Treinamento Devachânico

Entrar no âmbito ou esfera onde se realizam essas cenas e criam-se essas situações que exigem do investigador que silencie completamente todas suas singularidades pessoais e, particularmente, que tenha um grande controle mental e emocional a fim de não perturbar a "atividade liberadora" das energias mentais e psíquicas que acontece no mundo devachânico. Da mesma maneira que um globo de ar desincha sob a pressão contundente de uma agulha, a esfera devachânica perderia todo seu ar de integridade purificadora se qualquer intruso conseguisse penetrar na intimidade dessa esfera radiante, criada pela intensidade dos desejos e pela ânsia inefável de liberar-se deles. Por esse motivo, antes de realizar as experiências devachânicas, alguns detalhes das quais terei muito prazer em lhes relatar, tivemos que nos submeter a uma rigorosa disciplina mental e emocional. Alguns desses processos internos consistiam na representação de "quadros mentais", uns extremamente divertidos, outros profundamente dolorosos, que o Mestre fazia desfilar pela nossa imaginação, mas que apareciam com maior intensidade de realidade do que os próprios acontecimentos do Plano Físico. O objetivo era atingir a perfeita "impassibilidade" perante cada um dos quadros ou cenas mentais que o Mestre produzia e projetava em nosso corpo mental. Confesso que ri e chorei muito e que minha curiosidade acendeu-se extraordinariamente ante uma cena truncada em sua fase mais interessante antes que o Mestre considerasse que eu estava apto para empreender a grande experiência do Devachan. Suponho que o mesmo ocorria, mais ou menos acentuadamente, com meus irmãos de grupo. Contudo, como os senhores compreenderão, estávamos lá para isso, para aprender a governar nossos impulsos e nossas emoções pessoais e para, cada vez mais seguros de nós mesmos, situarmo-nos perante uma série de acontecimentos que exigiriam de nós a mais completa impassibilidade e a maior das discrições.

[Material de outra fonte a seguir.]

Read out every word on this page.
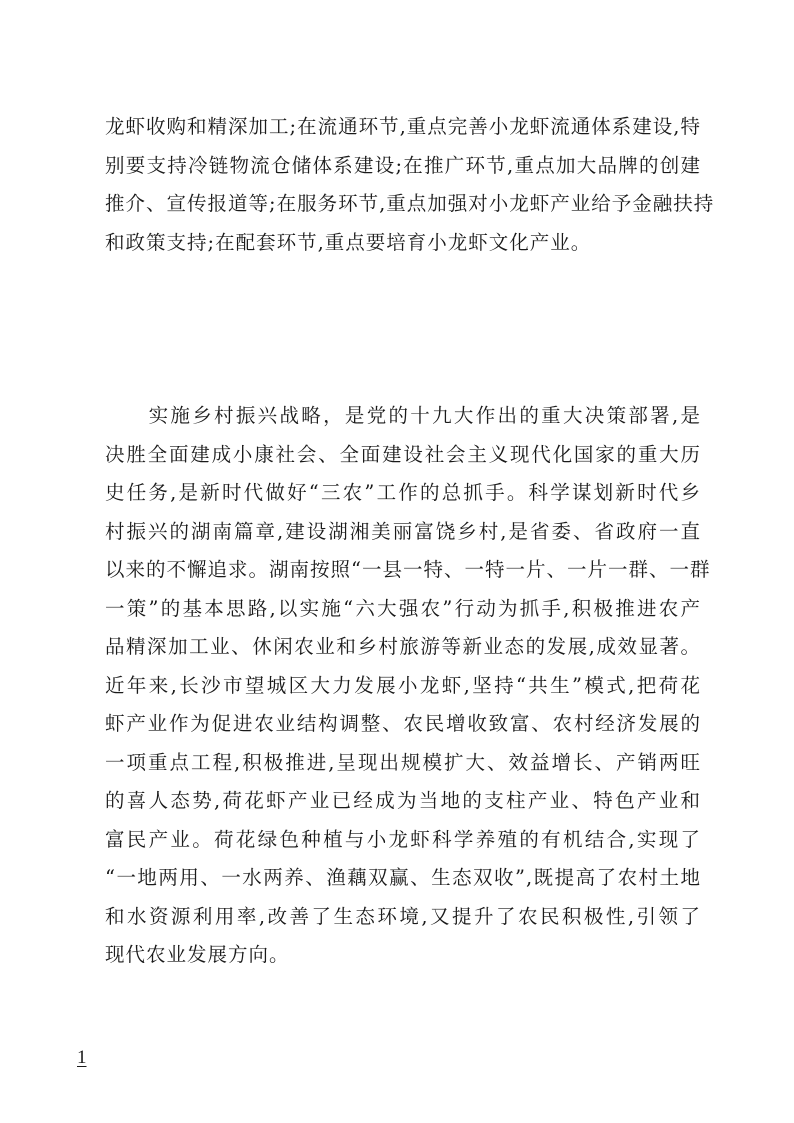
龙虾收购和精深加工;在流通环节,重点完善小龙虾流通体系建设,特
别要支持冷链物流仓储体系建设;在推广环节,重点加大品牌的创建
推介、宣传报道等;在服务环节,重点加强对小龙虾产业给予金融扶持
和政策支持;在配套环节,重点要培育小龙虾文化产业。
　　实施乡村振兴战略，是党的十九大作出的重大决策部署,是
决胜全面建成小康社会、全面建设社会主义现代化国家的重大历
史任务,是新时代做好“三农”工作的总抓手。科学谋划新时代乡
村振兴的湖南篇章,建设湖湘美丽富饶乡村,是省委、省政府一直
以来的不懈追求。湖南按照“一县一特、一特一片、一片一群、一群
一策”的基本思路,以实施“六大强农”行动为抓手,积极推进农产
品精深加工业、休闲农业和乡村旅游等新业态的发展,成效显著。
近年来,长沙市望城区大力发展小龙虾,坚持“共生”模式,把荷花
虾产业作为促进农业结构调整、农民增收致富、农村经济发展的
一项重点工程,积极推进,呈现出规模扩大、效益增长、产销两旺
的喜人态势,荷花虾产业已经成为当地的支柱产业、特色产业和
富民产业。荷花绿色种植与小龙虾科学养殖的有机结合,实现了
“一地两用、一水两养、渔藕双赢、生态双收”,既提高了农村土地
和水资源利用率,改善了生态环境,又提升了农民积极性,引领了
现代农业发展方向。
1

As experiências devachânicas começaram uns meses após o início do treinamento especial a que havíamos sido submetidos. Afável, infatigável e indescritivelmente paciente, o Mestre foi nos instruindo sobre as bases seguras de controle de nós mesmos nos Planos sutis antes de nos considerar preparados para empreendermos a grande aventura do Devachan. As experiências sempre tiveram nosso Ashram como centro de partida e fomos constantemente dirigidos pelo Mestre em cada uma das "incursões devachânicas". A experiência em si tinha um caráter realmente excitante, pois se tratava de ver o homem como realmente era em sua vida oculta, em sua verdadeira intimidade, naquela vida profundamente secreta e recatada que está na raiz de todos seus sonhos, anseios e aspirações. E o resultado do nosso contato com o mundo devachânico, com o Céu sonhado e antevisto por todos e cada um dos seres humanos, foi realmente instrutivo.

Experiências no Devachan

Irei relatar-lhes em seguida algumas experiências devachânicas, mas, antes de fazê-lo, gostaria de ressaltar que elas expressam unicamente cenas ou quadros mentais captados em um determinado momento cíclico, neste caso o da nossa percepção. O processo devachânico de qualquer ser humano pode estar repleto de muitas dessas cenas vivas que não são senão expressões dos desejos, sonhos e aspirações que não puderam ser devidamente cumpridos nem realizados durante o processo kármico da vida física.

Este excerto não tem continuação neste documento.